Government is a necessary authority in society. What is even more important, however, is a government that is efficient at doing its various jobs. The President’s recess appointment power improves the ability of the government to make itself more effective. The ability for a president to appoint officials to positions, when Congress is not in session, is crucial for keeping the government on task. If every appointee had to be voted upon by Congress it would stop many of the president’s selections from holding office in their positions. The recess appointment power is one of the president’s most important powers because of its ability to stop standoffs between the Executive Branch and the Legislative Branch.
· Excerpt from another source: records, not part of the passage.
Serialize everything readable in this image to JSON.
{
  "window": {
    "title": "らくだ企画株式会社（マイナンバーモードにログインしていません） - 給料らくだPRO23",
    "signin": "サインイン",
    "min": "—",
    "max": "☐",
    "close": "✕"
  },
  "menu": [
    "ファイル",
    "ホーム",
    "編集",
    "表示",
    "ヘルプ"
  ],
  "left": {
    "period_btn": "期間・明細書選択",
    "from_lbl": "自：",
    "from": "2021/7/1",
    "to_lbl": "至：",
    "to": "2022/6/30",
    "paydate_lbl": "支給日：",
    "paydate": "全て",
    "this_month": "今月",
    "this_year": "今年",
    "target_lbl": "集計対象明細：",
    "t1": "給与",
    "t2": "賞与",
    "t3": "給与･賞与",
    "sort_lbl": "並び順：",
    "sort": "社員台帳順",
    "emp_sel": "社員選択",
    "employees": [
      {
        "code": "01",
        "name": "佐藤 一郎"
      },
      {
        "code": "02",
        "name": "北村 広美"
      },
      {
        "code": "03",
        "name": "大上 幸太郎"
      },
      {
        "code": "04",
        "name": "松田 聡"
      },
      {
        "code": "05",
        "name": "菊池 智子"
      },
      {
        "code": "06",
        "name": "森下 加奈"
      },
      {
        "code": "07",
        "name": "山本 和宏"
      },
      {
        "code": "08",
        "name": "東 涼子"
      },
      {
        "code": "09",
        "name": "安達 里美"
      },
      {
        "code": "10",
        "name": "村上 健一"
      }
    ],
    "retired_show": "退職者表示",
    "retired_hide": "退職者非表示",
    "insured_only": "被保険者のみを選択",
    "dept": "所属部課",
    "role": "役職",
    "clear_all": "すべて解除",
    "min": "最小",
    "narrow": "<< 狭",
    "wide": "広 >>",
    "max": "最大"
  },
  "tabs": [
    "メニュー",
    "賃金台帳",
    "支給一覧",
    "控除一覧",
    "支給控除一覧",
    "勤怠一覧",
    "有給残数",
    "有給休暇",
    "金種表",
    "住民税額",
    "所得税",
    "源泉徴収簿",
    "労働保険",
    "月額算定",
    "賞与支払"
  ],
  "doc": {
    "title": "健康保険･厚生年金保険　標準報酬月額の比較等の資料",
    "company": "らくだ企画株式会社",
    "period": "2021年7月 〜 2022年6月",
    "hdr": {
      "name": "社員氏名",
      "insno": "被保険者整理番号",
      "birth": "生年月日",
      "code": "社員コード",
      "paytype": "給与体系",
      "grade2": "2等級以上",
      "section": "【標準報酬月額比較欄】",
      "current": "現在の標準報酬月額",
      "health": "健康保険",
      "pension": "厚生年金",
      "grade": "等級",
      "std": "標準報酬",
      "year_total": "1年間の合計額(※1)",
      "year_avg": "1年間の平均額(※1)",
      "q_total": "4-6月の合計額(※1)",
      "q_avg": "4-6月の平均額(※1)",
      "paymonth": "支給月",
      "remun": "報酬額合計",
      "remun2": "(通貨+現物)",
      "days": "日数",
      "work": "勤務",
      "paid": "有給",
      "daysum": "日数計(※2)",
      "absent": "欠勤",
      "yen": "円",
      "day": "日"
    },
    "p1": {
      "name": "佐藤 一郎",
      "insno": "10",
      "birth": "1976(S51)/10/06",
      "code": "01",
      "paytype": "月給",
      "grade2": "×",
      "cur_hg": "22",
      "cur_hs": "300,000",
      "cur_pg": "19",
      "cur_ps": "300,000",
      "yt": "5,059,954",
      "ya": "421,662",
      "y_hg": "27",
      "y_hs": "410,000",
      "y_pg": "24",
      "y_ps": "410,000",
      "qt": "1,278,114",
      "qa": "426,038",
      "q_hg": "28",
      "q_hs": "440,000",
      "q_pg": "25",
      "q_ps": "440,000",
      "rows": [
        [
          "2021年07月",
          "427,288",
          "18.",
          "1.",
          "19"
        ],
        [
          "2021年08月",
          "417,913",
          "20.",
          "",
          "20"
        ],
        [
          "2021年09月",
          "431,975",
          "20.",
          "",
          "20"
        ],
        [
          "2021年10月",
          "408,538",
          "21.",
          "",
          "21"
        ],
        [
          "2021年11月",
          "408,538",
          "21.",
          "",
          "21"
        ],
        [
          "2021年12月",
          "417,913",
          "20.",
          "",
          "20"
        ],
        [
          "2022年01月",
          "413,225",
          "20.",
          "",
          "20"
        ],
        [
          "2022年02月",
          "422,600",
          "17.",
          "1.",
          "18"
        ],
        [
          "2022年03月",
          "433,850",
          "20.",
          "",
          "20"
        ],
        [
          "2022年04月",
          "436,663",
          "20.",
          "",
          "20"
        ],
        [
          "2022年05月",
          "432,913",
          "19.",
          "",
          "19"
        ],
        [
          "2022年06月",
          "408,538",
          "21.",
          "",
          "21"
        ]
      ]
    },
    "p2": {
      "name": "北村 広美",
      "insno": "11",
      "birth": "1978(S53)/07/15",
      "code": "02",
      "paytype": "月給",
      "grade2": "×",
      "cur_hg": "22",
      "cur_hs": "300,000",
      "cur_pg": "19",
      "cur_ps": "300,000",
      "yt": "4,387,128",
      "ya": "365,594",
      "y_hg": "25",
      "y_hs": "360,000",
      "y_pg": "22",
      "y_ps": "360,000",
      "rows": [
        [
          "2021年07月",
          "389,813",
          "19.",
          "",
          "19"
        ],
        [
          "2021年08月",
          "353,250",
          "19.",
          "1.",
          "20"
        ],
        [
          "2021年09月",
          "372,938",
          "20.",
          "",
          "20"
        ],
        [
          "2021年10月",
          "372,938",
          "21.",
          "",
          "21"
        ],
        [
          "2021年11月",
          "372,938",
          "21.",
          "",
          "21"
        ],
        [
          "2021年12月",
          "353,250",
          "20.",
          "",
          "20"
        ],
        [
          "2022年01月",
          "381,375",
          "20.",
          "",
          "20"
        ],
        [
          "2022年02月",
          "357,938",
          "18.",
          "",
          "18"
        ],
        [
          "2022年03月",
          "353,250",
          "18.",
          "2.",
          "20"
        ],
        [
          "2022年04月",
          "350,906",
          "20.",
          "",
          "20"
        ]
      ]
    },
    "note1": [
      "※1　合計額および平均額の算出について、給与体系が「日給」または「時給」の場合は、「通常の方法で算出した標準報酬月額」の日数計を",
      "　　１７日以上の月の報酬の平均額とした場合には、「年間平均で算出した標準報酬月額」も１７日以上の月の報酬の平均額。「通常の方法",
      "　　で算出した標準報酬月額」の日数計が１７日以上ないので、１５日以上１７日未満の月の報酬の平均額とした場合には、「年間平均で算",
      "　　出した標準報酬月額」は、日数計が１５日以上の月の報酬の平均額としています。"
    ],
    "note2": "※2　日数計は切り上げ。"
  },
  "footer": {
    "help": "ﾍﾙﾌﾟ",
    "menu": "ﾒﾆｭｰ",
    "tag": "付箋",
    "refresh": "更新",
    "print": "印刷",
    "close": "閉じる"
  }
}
With a divided government such as ours, standoffs between the president and the legislative branch are all too common. Divided parties seem to love making the president’s job much harder than it needs to be and that can be seen all too much with our congress’ approval ratings being the lowest they have ever been. With that in mind, congress has been known to promptly block important position of power from coming into play, leaving massive voids of power within the government himself. The CIA director, chairman’s of various branches of homeland security, could all be blocked by the whim and rule of congress. With these voids of power, these branches and agencies become virtually useless to the United States as a whole. With the president’s power to ‘overcome’ these blocks, the massive voids of power that seem to render the agencies useless are finally filled. This undeniably supports the use of this power for without our agencies and other programs, the United States would be a much weaker entity, all because of the grudge that multi-parties have against one another.
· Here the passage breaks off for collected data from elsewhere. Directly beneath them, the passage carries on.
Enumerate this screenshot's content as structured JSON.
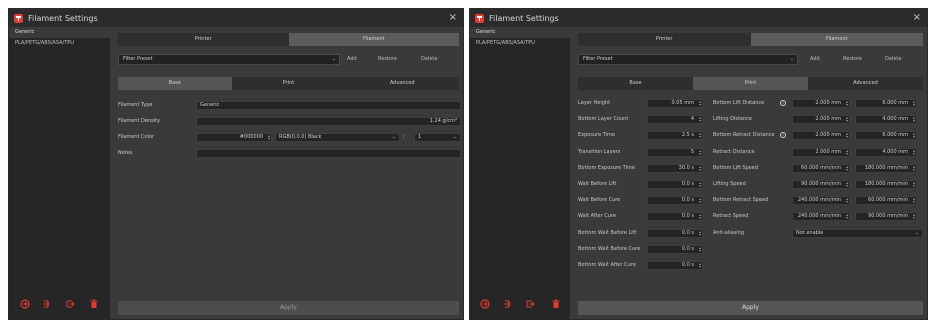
{
  "app": {
    "title": "Filament Settings",
    "close": "×"
  },
  "colors": {
    "accent": "#e03c31"
  },
  "left": {
    "sidebar": [
      "Generic",
      "PLA/PETG/ABS/ASA/TPU"
    ],
    "tabs": [
      "Printer",
      "Filament"
    ],
    "filter": "Filter Preset",
    "actions": [
      "Add",
      "Restore",
      "Delete"
    ],
    "subtabs": [
      "Base",
      "Print",
      "Advanced"
    ],
    "fields": {
      "type_label": "Filament Type",
      "type_value": "Generic",
      "density_label": "Filament Density",
      "density_value": "1.24 g/cm³",
      "color_label": "Filament Color",
      "color_hex": "#000000",
      "color_name": "RGB(0,0,0) Black",
      "extra_value": "1",
      "notes_label": "Notes"
    },
    "apply": "Apply"
  },
  "right": {
    "sidebar": [
      "Generic",
      "PLA/PETG/ABS/ASA/TPU"
    ],
    "tabs": [
      "Printer",
      "Filament"
    ],
    "filter": "Filter Preset",
    "actions": [
      "Add",
      "Restore",
      "Delete"
    ],
    "subtabs": [
      "Base",
      "Print",
      "Advanced"
    ],
    "col1": [
      {
        "label": "Layer Height",
        "value": "0.05 mm"
      },
      {
        "label": "Bottom Layer Count",
        "value": "4"
      },
      {
        "label": "Exposure Time",
        "value": "2.5 s"
      },
      {
        "label": "Transition Layers",
        "value": "5"
      },
      {
        "label": "Bottom Exposure Time",
        "value": "30.0 s"
      },
      {
        "label": "Wait Before Lift",
        "value": "0.0 s"
      },
      {
        "label": "Wait Before Cure",
        "value": "0.0 s"
      },
      {
        "label": "Wait After Cure",
        "value": "0.0 s"
      },
      {
        "label": "Bottom Wait Before Lift",
        "value": "0.0 s"
      },
      {
        "label": "Bottom Wait Before Cure",
        "value": "0.0 s"
      },
      {
        "label": "Bottom Wait After Cure",
        "value": "0.0 s"
      }
    ],
    "col2": [
      {
        "label": "Bottom Lift Distance",
        "v1": "2.000 mm",
        "v2": "6.000 mm",
        "info": true
      },
      {
        "label": "Lifting Distance",
        "v1": "2.000 mm",
        "v2": "4.000 mm",
        "info": false
      },
      {
        "label": "Bottom Retract Distance",
        "v1": "2.000 mm",
        "v2": "6.000 mm",
        "info": true
      },
      {
        "label": "Retract Distance",
        "v1": "2.000 mm",
        "v2": "4.000 mm",
        "info": false
      },
      {
        "label": "Bottom Lift Speed",
        "v1": "60.000 mm/min",
        "v2": "180.000 mm/min",
        "info": false
      },
      {
        "label": "Lifting Speed",
        "v1": "90.000 mm/min",
        "v2": "180.000 mm/min",
        "info": false
      },
      {
        "label": "Bottom Retract Speed",
        "v1": "240.000 mm/min",
        "v2": "60.000 mm/min",
        "info": false
      },
      {
        "label": "Retract Speed",
        "v1": "240.000 mm/min",
        "v2": "90.000 mm/min",
        "info": false
      }
    ],
    "anti_label": "Anti-aliasing",
    "anti_value": "Not enable",
    "apply": "Apply"
  }
}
Furthermore, not only is this expression of power by the Executive Branch necessary, it is wholly within the the Executive Branch’s Article II powers. It explicitly states in the Constitution that “The President shall have Power to fill up all Vacancies that may happen during the Recess of the Senate, by granting Commissions which shall expire at the End of their next Session.” There is no ambiguity to this language; if Congress is in recess the president has the power to unilaterally fill vacancies. A simple pro forma session of Congress is not a sufficient measure in preventing to the President from acting within his explicit Article II powers. The Senate’s own website defines a recess as “A temporary interruption of the Senate’s proceedings, sometimes within the same day.” Since no legislative business is even expected to be carried out during these pro forma sessions, they are clearly interruptions of the Senate’s normal proceedings.
In the end, it is clear that the Executive Branch must hold powers that enable the government, as a whole, to continue functioning and to continue putting forth laws that will effectively and efficiently run the country. By postponing voting on judges and courts every time the Senate goes on break between enumerated sessions, courts would be slowed which would only more so delay the functionality of the government. By allowing the President to recess-appointment powers, one enables him to push forward the mechanics of the government. So, altogether, by allowing the Executive branch to have its recess-appointment powers, we cut through much toil that would occur in the Senate and Legislative Branch, and allow for laws to more speedily and effectively be passed in the United States.